The Nature of Predators 181 (Patreon)
Content
Memory transcription subject: Captain Sovlin, United Nations Fleet Command
Date [standardized human time]: April 9, 2137
I wasn’t sure what I imagined human funerary traditions would be like. Not too long ago, before I grew close to the gentle-hearted primates, I wouldn’t have imagined a predator race would hold sincere burials at all.
Carlos would be laid to rest in a funeral plot all of us chipped in to pay for, right in Tyler’s backyard of Columbus, Ohio. It was a small ceremony consisting of people who worked with him in the past, and our ship’s crew members, who’d arrived on Earth after a dragged-out journey back from Aafa. Several stops had been made on our voyage home, to unload Kolshian prisoners and drop off passengers at Skalga and Leirn. Per my deceased friend’s wishes, we hadn’t invited his family, despite how heartbreaking that rift was. The quiet ceremony unfolded with little fanfare, and some human religious figure arrived to say a few words.

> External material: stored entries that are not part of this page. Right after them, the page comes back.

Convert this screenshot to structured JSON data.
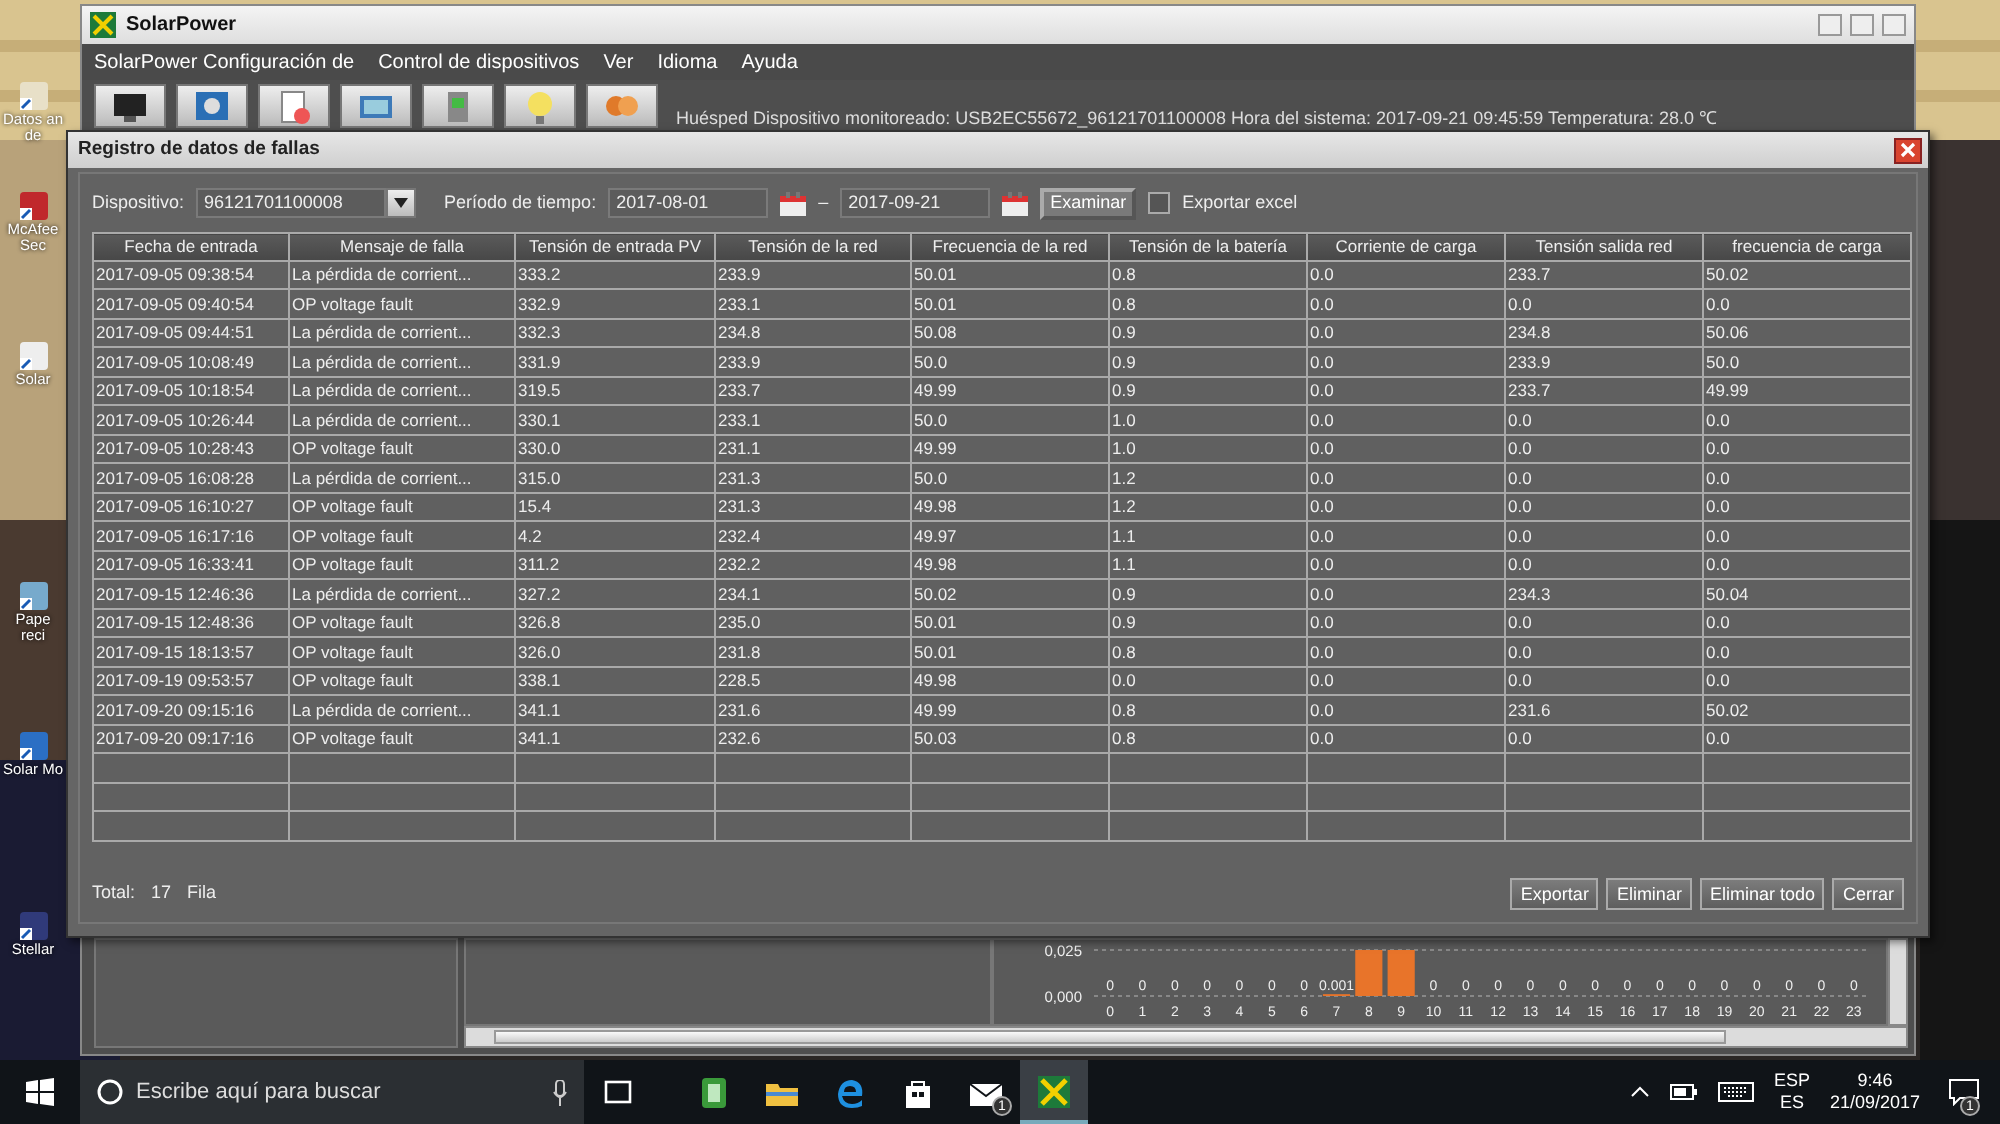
{
  "desktop_icons": [
    {
      "label": "Datos an de"
    },
    {
      "label": "McAfee Sec"
    },
    {
      "label": "Solar"
    },
    {
      "label": "Pape reci"
    },
    {
      "label": "Solar Mo"
    },
    {
      "label": "Stellar"
    }
  ],
  "main_window": {
    "title": "SolarPower",
    "menu": [
      "SolarPower Configuración de",
      "Control de dispositivos",
      "Ver",
      "Idioma",
      "Ayuda"
    ],
    "status": "Huésped   Dispositivo monitoreado: USB2EC55672_96121701100008   Hora del sistema: 2017-09-21 09:45:59   Temperatura: 28.0 ℃",
    "chart_data": {
      "type": "bar",
      "categories": [
        "0",
        "1",
        "2",
        "3",
        "4",
        "5",
        "6",
        "7",
        "8",
        "9",
        "10",
        "11",
        "12",
        "13",
        "14",
        "15",
        "16",
        "17",
        "18",
        "19",
        "20",
        "21",
        "22",
        "23"
      ],
      "series": [
        {
          "color": "#e8742a",
          "values": [
            0,
            0,
            0,
            0,
            0,
            0,
            0,
            0.001,
            0.025,
            0.025,
            0,
            0,
            0,
            0,
            0,
            0,
            0,
            0,
            0,
            0,
            0,
            0,
            0,
            0
          ]
        }
      ],
      "ylim": [
        0,
        0.025
      ],
      "yticks": [
        {
          "value": 0.025,
          "label": "0,025"
        },
        {
          "value": 0,
          "label": "0,000"
        }
      ],
      "value_labels": [
        "0",
        "0",
        "0",
        "0",
        "0",
        "0",
        "0",
        "0.001",
        null,
        null,
        "0",
        "0",
        "0",
        "0",
        "0",
        "0",
        "0",
        "0",
        "0",
        "0",
        "0",
        "0",
        "0",
        "0"
      ]
    }
  },
  "dialog": {
    "title": "Registro de datos de fallas",
    "device_label": "Dispositivo:",
    "device": "96121701100008",
    "period_label": "Período de tiempo:",
    "from": "2017-08-01",
    "separator": "–",
    "to": "2017-09-21",
    "search_button": "Examinar",
    "export_excel": {
      "label": "Exportar excel",
      "checked": false
    },
    "columns": [
      "Fecha de entrada",
      "Mensaje de falla",
      "Tensión de entrada PV",
      "Tensión de la red",
      "Frecuencia de la red",
      "Tensión de la batería",
      "Corriente de carga",
      "Tensión salida red",
      "frecuencia de carga"
    ],
    "rows": [
      [
        "2017-09-05 09:38:54",
        "La pérdida de corrient...",
        "333.2",
        "233.9",
        "50.01",
        "0.8",
        "0.0",
        "233.7",
        "50.02"
      ],
      [
        "2017-09-05 09:40:54",
        "OP voltage fault",
        "332.9",
        "233.1",
        "50.01",
        "0.8",
        "0.0",
        "0.0",
        "0.0"
      ],
      [
        "2017-09-05 09:44:51",
        "La pérdida de corrient...",
        "332.3",
        "234.8",
        "50.08",
        "0.9",
        "0.0",
        "234.8",
        "50.06"
      ],
      [
        "2017-09-05 10:08:49",
        "La pérdida de corrient...",
        "331.9",
        "233.9",
        "50.0",
        "0.9",
        "0.0",
        "233.9",
        "50.0"
      ],
      [
        "2017-09-05 10:18:54",
        "La pérdida de corrient...",
        "319.5",
        "233.7",
        "49.99",
        "0.9",
        "0.0",
        "233.7",
        "49.99"
      ],
      [
        "2017-09-05 10:26:44",
        "La pérdida de corrient...",
        "330.1",
        "233.1",
        "50.0",
        "1.0",
        "0.0",
        "0.0",
        "0.0"
      ],
      [
        "2017-09-05 10:28:43",
        "OP voltage fault",
        "330.0",
        "231.1",
        "49.99",
        "1.0",
        "0.0",
        "0.0",
        "0.0"
      ],
      [
        "2017-09-05 16:08:28",
        "La pérdida de corrient...",
        "315.0",
        "231.3",
        "50.0",
        "1.2",
        "0.0",
        "0.0",
        "0.0"
      ],
      [
        "2017-09-05 16:10:27",
        "OP voltage fault",
        "15.4",
        "231.3",
        "49.98",
        "1.2",
        "0.0",
        "0.0",
        "0.0"
      ],
      [
        "2017-09-05 16:17:16",
        "OP voltage fault",
        "4.2",
        "232.4",
        "49.97",
        "1.1",
        "0.0",
        "0.0",
        "0.0"
      ],
      [
        "2017-09-05 16:33:41",
        "OP voltage fault",
        "311.2",
        "232.2",
        "49.98",
        "1.1",
        "0.0",
        "0.0",
        "0.0"
      ],
      [
        "2017-09-15 12:46:36",
        "La pérdida de corrient...",
        "327.2",
        "234.1",
        "50.02",
        "0.9",
        "0.0",
        "234.3",
        "50.04"
      ],
      [
        "2017-09-15 12:48:36",
        "OP voltage fault",
        "326.8",
        "235.0",
        "50.01",
        "0.9",
        "0.0",
        "0.0",
        "0.0"
      ],
      [
        "2017-09-15 18:13:57",
        "OP voltage fault",
        "326.0",
        "231.8",
        "50.01",
        "0.8",
        "0.0",
        "0.0",
        "0.0"
      ],
      [
        "2017-09-19 09:53:57",
        "OP voltage fault",
        "338.1",
        "228.5",
        "49.98",
        "0.0",
        "0.0",
        "0.0",
        "0.0"
      ],
      [
        "2017-09-20 09:15:16",
        "La pérdida de corrient...",
        "341.1",
        "231.6",
        "49.99",
        "0.8",
        "0.0",
        "231.6",
        "50.02"
      ],
      [
        "2017-09-20 09:17:16",
        "OP voltage fault",
        "341.1",
        "232.6",
        "50.03",
        "0.8",
        "0.0",
        "0.0",
        "0.0"
      ]
    ],
    "total_label": "Total:",
    "total": "17",
    "total_unit": "Fila",
    "buttons": [
      "Exportar",
      "Eliminar",
      "Eliminar todo",
      "Cerrar"
    ]
  },
  "taskbar": {
    "search_placeholder": "Escribe aquí para buscar",
    "apps": [
      {
        "kind": "taskview",
        "active": false
      },
      {
        "kind": "notes",
        "active": false
      },
      {
        "kind": "folder",
        "active": false
      },
      {
        "kind": "browser",
        "active": false
      },
      {
        "kind": "store",
        "active": false
      },
      {
        "kind": "mail",
        "active": false,
        "badge": "1"
      },
      {
        "kind": "solar",
        "active": true
      }
    ],
    "language": "ESP",
    "layout": "ES",
    "time": "9:46",
    "date": "21/09/2017",
    "notifications": "1"
  }
}
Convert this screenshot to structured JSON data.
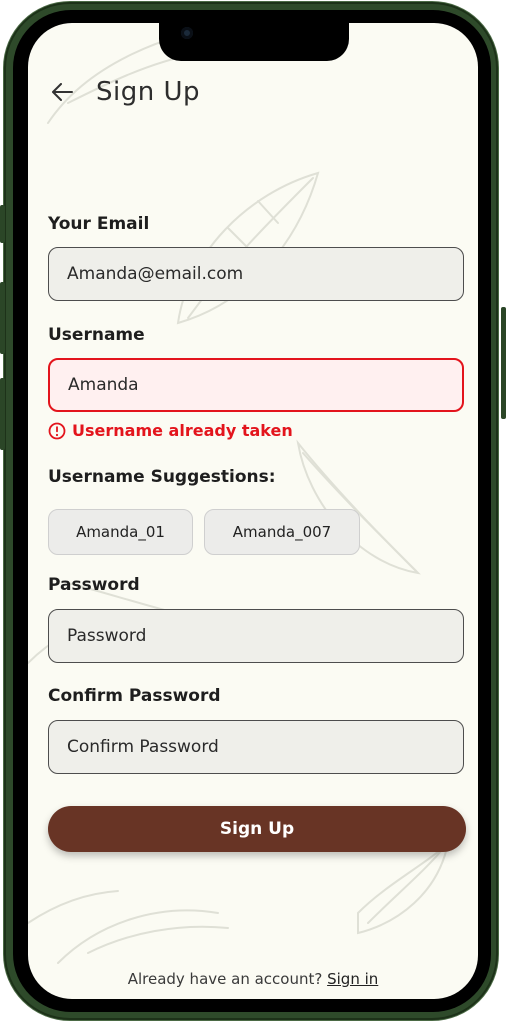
{
  "header": {
    "title": "Sign Up"
  },
  "form": {
    "email": {
      "label": "Your Email",
      "value": "Amanda@email.com"
    },
    "username": {
      "label": "Username",
      "value": "Amanda",
      "error": "Username already taken"
    },
    "suggestions": {
      "label": "Username Suggestions:",
      "items": [
        "Amanda_01",
        "Amanda_007"
      ]
    },
    "password": {
      "label": "Password",
      "placeholder": "Password"
    },
    "confirm_password": {
      "label": "Confirm Password",
      "placeholder": "Confirm Password"
    },
    "submit_label": "Sign Up"
  },
  "footer": {
    "prompt": "Already have an account?",
    "link": "Sign in"
  },
  "colors": {
    "accent": "#683425",
    "error": "#e3141c",
    "background": "#fbfbf3",
    "frame": "#2e4a2a"
  },
  "icons": {
    "back": "arrow-left-icon",
    "error": "error-circle-icon"
  }
}
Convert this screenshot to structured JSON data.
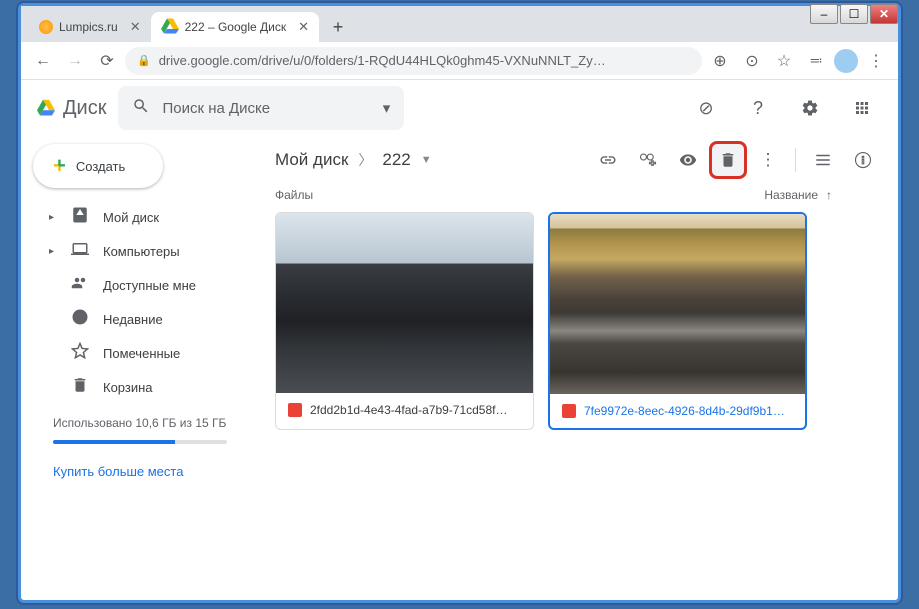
{
  "window": {
    "title": "222 – Google Диск"
  },
  "tabs": [
    {
      "title": "Lumpics.ru",
      "active": false
    },
    {
      "title": "222 – Google Диск",
      "active": true
    }
  ],
  "url": "drive.google.com/drive/u/0/folders/1-RQdU44HLQk0ghm45-VXNuNNLT_Zy…",
  "app_name": "Диск",
  "search_placeholder": "Поиск на Диске",
  "create_label": "Создать",
  "sidebar": [
    {
      "icon": "my-drive",
      "label": "Мой диск",
      "chevron": true
    },
    {
      "icon": "computers",
      "label": "Компьютеры",
      "chevron": true
    },
    {
      "icon": "shared",
      "label": "Доступные мне",
      "chevron": false
    },
    {
      "icon": "recent",
      "label": "Недавние",
      "chevron": false
    },
    {
      "icon": "starred",
      "label": "Помеченные",
      "chevron": false
    },
    {
      "icon": "trash",
      "label": "Корзина",
      "chevron": false
    }
  ],
  "storage_text": "Использовано 10,6 ГБ из 15 ГБ",
  "buy_more": "Купить больше места",
  "breadcrumb": [
    {
      "label": "Мой диск"
    },
    {
      "label": "222"
    }
  ],
  "sort": {
    "files_label": "Файлы",
    "name_label": "Название"
  },
  "files": [
    {
      "name": "2fdd2b1d-4e43-4fad-a7b9-71cd58f…",
      "selected": false
    },
    {
      "name": "7fe9972e-8eec-4926-8d4b-29df9b1…",
      "selected": true
    }
  ]
}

Samantha Harris had made the detour to pay her final respects to her longtime companion. Tyler and Onso were watching a virtual livestream, since the two of them had moved to Leirn for the time being. The apartment had been left into my care, though I was told that “ya gotta pay the rent now, Sovlin. Don’t ya dare get me evicted.” I was surprised by my commanding officer’s decision to move away from Earth, and wondered if it was all for his exchange partner’s sake. Officer Cardona was never coming back to reclaim his dog from his father? Why wouldn’t he want to continue his ramen chef duties, with Hunter and I as roommates?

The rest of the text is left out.